I’m very excited about my first transatlantic crossing on the QM2, a Cunard luxury ocean liner, departing Tuesday, August 28 and returning Tuesday, September 4. The legendary Cunard, which has been operating since 1840, boasts a small flotilla of ships fit for, well, a Queen: Its fleet also includes the Queen Elizabeth and the Queen Victoria.
I’ve been on a number of gay cruises with Atlantis Events and RSVP Vacations as well as a gay family cruse with R Family Vacations and even three straight cruises but never an ocean liner (see below*).

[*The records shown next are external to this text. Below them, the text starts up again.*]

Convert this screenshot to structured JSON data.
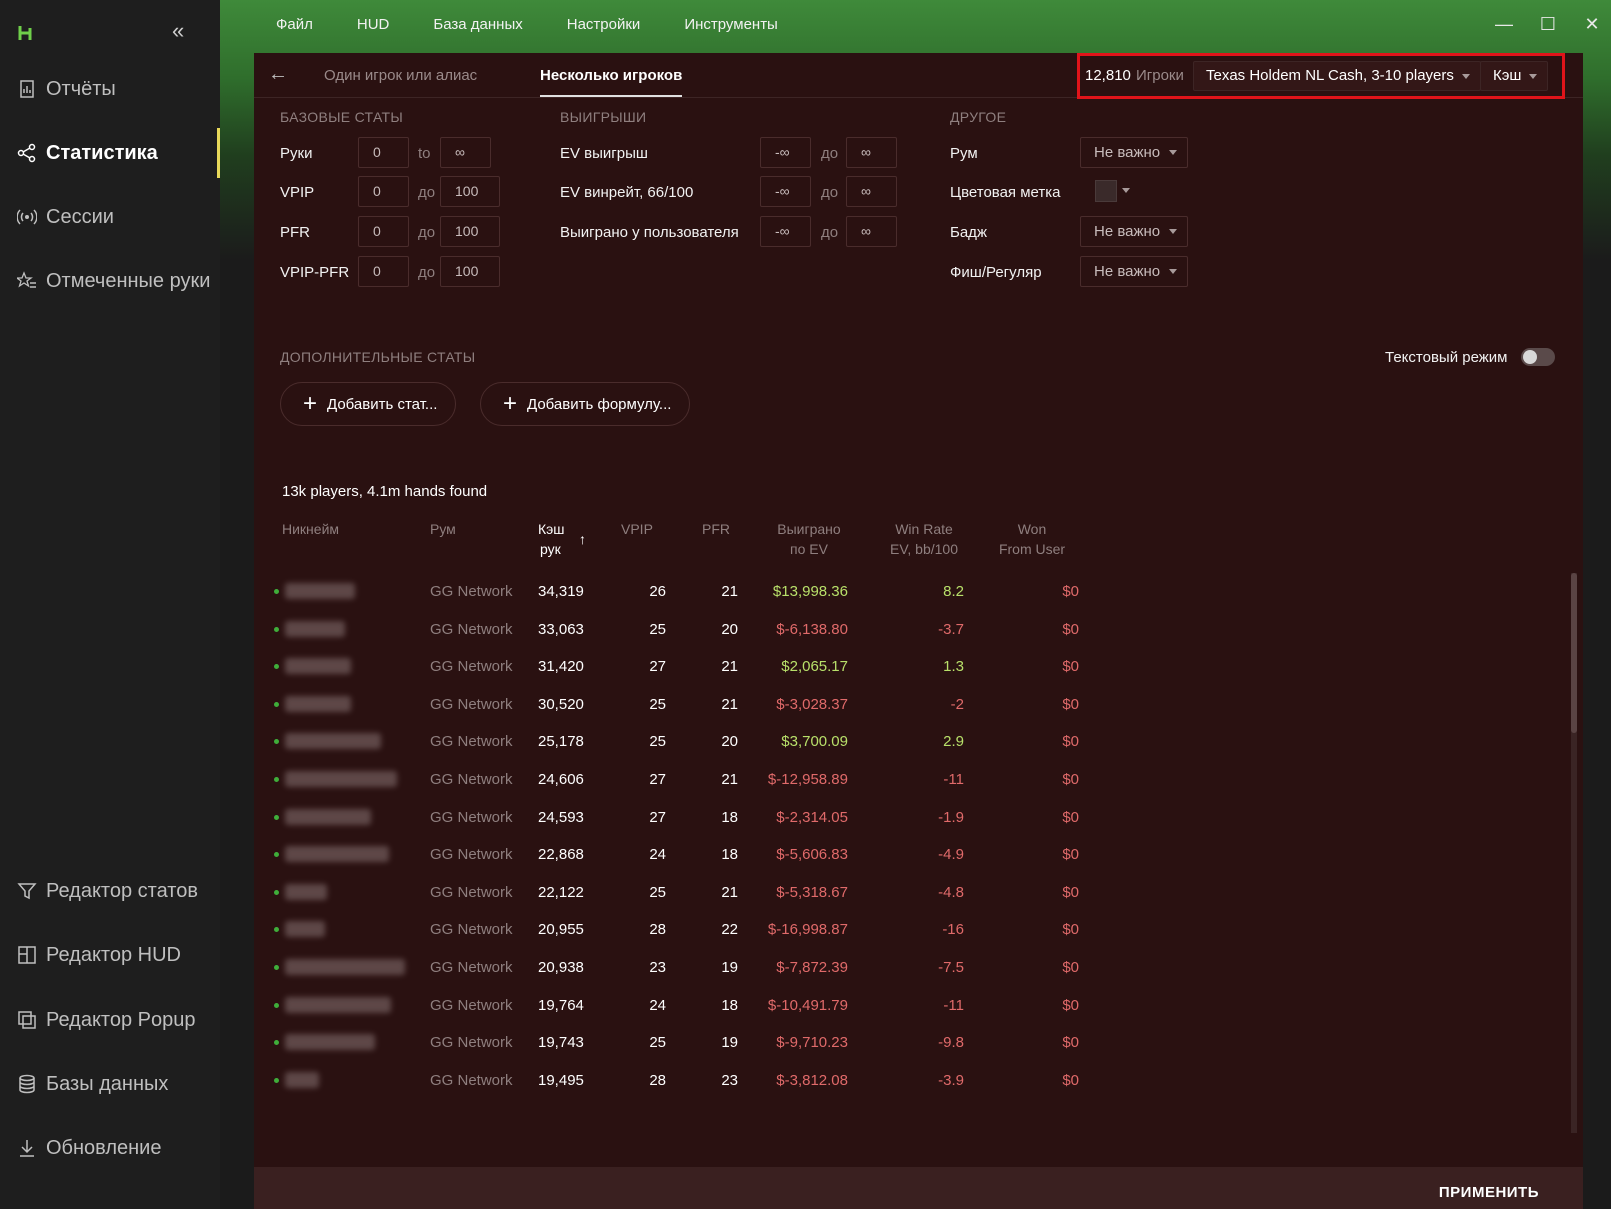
{
  "sidebar": {
    "collapse_icon": "«",
    "items_top": [
      {
        "label": "Отчёты",
        "icon": "report-icon"
      },
      {
        "label": "Статистика",
        "icon": "share-icon",
        "active": true
      },
      {
        "label": "Сессии",
        "icon": "broadcast-icon"
      },
      {
        "label": "Отмеченные руки",
        "icon": "star-list-icon"
      }
    ],
    "items_bottom": [
      {
        "label": "Редактор статов",
        "icon": "filter-icon"
      },
      {
        "label": "Редактор HUD",
        "icon": "hud-icon"
      },
      {
        "label": "Редактор Popup",
        "icon": "popup-icon"
      },
      {
        "label": "Базы данных",
        "icon": "database-icon"
      },
      {
        "label": "Обновление",
        "icon": "download-icon"
      }
    ]
  },
  "menu": [
    "Файл",
    "HUD",
    "База данных",
    "Настройки",
    "Инструменты"
  ],
  "window": {
    "minimize": "—",
    "maximize": "☐",
    "close": "✕"
  },
  "header": {
    "back": "←",
    "tab_single": "Один игрок или алиас",
    "tab_multi": "Несколько игроков",
    "player_count": "12,810",
    "player_count_label": "Игроки",
    "game_filter": "Texas Holdem NL Cash, 3-10 players",
    "type_filter": "Кэш"
  },
  "colors": {
    "accent_red_box": "#e0141a",
    "positive": "#b8e06a",
    "negative": "#e06a6a",
    "panel_bg": "#2a1111"
  },
  "base_stats": {
    "title": "БАЗОВЫЕ СТАТЫ",
    "rows": [
      {
        "label": "Руки",
        "min": "0",
        "sep": "to",
        "max": "∞"
      },
      {
        "label": "VPIP",
        "min": "0",
        "sep": "до",
        "max": "100"
      },
      {
        "label": "PFR",
        "min": "0",
        "sep": "до",
        "max": "100"
      },
      {
        "label": "VPIP-PFR",
        "min": "0",
        "sep": "до",
        "max": "100"
      }
    ]
  },
  "winnings": {
    "title": "ВЫИГРЫШИ",
    "rows": [
      {
        "label": "EV выигрыш",
        "min": "-∞",
        "sep": "до",
        "max": "∞"
      },
      {
        "label": "EV винрейт, 66/100",
        "min": "-∞",
        "sep": "до",
        "max": "∞"
      },
      {
        "label": "Выиграно у пользователя",
        "min": "-∞",
        "sep": "до",
        "max": "∞"
      }
    ]
  },
  "other": {
    "title": "ДРУГОЕ",
    "room_label": "Рум",
    "room_value": "Не важно",
    "color_label": "Цветовая метка",
    "badge_label": "Бадж",
    "badge_value": "Не важно",
    "fish_label": "Фиш/Регуляр",
    "fish_value": "Не важно"
  },
  "extra": {
    "title": "ДОПОЛНИТЕЛЬНЫЕ СТАТЫ",
    "text_mode_label": "Текстовый режим",
    "text_mode_on": false,
    "add_stat": "Добавить стат...",
    "add_formula": "Добавить формулу..."
  },
  "results": {
    "found": "13k players, 4.1m hands found",
    "columns": {
      "nick": "Никнейм",
      "room": "Рум",
      "hands_1": "Кэш",
      "hands_2": "рук",
      "sort_icon": "↑",
      "vpip": "VPIP",
      "pfr": "PFR",
      "won_1": "Выиграно",
      "won_2": "по EV",
      "wr_1": "Win Rate",
      "wr_2": "EV, bb/100",
      "wfu_1": "Won",
      "wfu_2": "From User"
    },
    "rows": [
      {
        "room": "GG Network",
        "hands": "34,319",
        "vpip": "26",
        "pfr": "21",
        "won": "$13,998.36",
        "wr": "8.2",
        "wfu": "$0",
        "pos": true
      },
      {
        "room": "GG Network",
        "hands": "33,063",
        "vpip": "25",
        "pfr": "20",
        "won": "$-6,138.80",
        "wr": "-3.7",
        "wfu": "$0",
        "pos": false
      },
      {
        "room": "GG Network",
        "hands": "31,420",
        "vpip": "27",
        "pfr": "21",
        "won": "$2,065.17",
        "wr": "1.3",
        "wfu": "$0",
        "pos": true
      },
      {
        "room": "GG Network",
        "hands": "30,520",
        "vpip": "25",
        "pfr": "21",
        "won": "$-3,028.37",
        "wr": "-2",
        "wfu": "$0",
        "pos": false
      },
      {
        "room": "GG Network",
        "hands": "25,178",
        "vpip": "25",
        "pfr": "20",
        "won": "$3,700.09",
        "wr": "2.9",
        "wfu": "$0",
        "pos": true
      },
      {
        "room": "GG Network",
        "hands": "24,606",
        "vpip": "27",
        "pfr": "21",
        "won": "$-12,958.89",
        "wr": "-11",
        "wfu": "$0",
        "pos": false
      },
      {
        "room": "GG Network",
        "hands": "24,593",
        "vpip": "27",
        "pfr": "18",
        "won": "$-2,314.05",
        "wr": "-1.9",
        "wfu": "$0",
        "pos": false
      },
      {
        "room": "GG Network",
        "hands": "22,868",
        "vpip": "24",
        "pfr": "18",
        "won": "$-5,606.83",
        "wr": "-4.9",
        "wfu": "$0",
        "pos": false
      },
      {
        "room": "GG Network",
        "hands": "22,122",
        "vpip": "25",
        "pfr": "21",
        "won": "$-5,318.67",
        "wr": "-4.8",
        "wfu": "$0",
        "pos": false
      },
      {
        "room": "GG Network",
        "hands": "20,955",
        "vpip": "28",
        "pfr": "22",
        "won": "$-16,998.87",
        "wr": "-16",
        "wfu": "$0",
        "pos": false
      },
      {
        "room": "GG Network",
        "hands": "20,938",
        "vpip": "23",
        "pfr": "19",
        "won": "$-7,872.39",
        "wr": "-7.5",
        "wfu": "$0",
        "pos": false
      },
      {
        "room": "GG Network",
        "hands": "19,764",
        "vpip": "24",
        "pfr": "18",
        "won": "$-10,491.79",
        "wr": "-11",
        "wfu": "$0",
        "pos": false
      },
      {
        "room": "GG Network",
        "hands": "19,743",
        "vpip": "25",
        "pfr": "19",
        "won": "$-9,710.23",
        "wr": "-9.8",
        "wfu": "$0",
        "pos": false
      },
      {
        "room": "GG Network",
        "hands": "19,495",
        "vpip": "28",
        "pfr": "23",
        "won": "$-3,812.08",
        "wr": "-3.9",
        "wfu": "$0",
        "pos": false
      }
    ]
  },
  "footer": {
    "apply": "ПРИМЕНИТЬ"
  }
}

I’ve also never crossed the Atlantic nor have I had such a quandary about packing! This cruise offers two elegant casual nights, two semi-formal nights and three formal nights, including the Royal Ascot Ball. And a strict dress code.
Say what? There is a ship full of straight men with ascots. I’m gay, and I don’t own this sartorial accessory. On a gay cruise, you pack your tightest, cutest short sleeve t-shirts and Polos, a few cool shorts, a pair of jeans, your best sunglasses and you’re pretty good to go. Sigh. For this trip, I’ve had to pack more ties than I’ve ever packed in my life.
Still, for all this formality and my clothing conundrum, this is a dream trip for many, and I’ve heard from a number of gay friends who’ve been on the QM2 and loved it. So, dear land-bound reader, I embark today for a seven-day cruise to Southampton, England. Is a transatlantic cruise on the Queen Mary 2 for you? Be sure to follow my travels here and Twitter and find out.
*What’s the difference between ocean liners and cruise liners or ships? Turns out there’s a subtle but significant difference according to Cunard publicist Laurel Davis:
“A cruise liner/ship is made to do just that: cruise at lower speeds. An ocean liner such as Queen Mary 2 is made specifically to cut through major bodies of water such as the Atlantic at higher (read: non-cruise) speeds. This is why she, more than any other ship, is so well suited to regular Transatlantic service.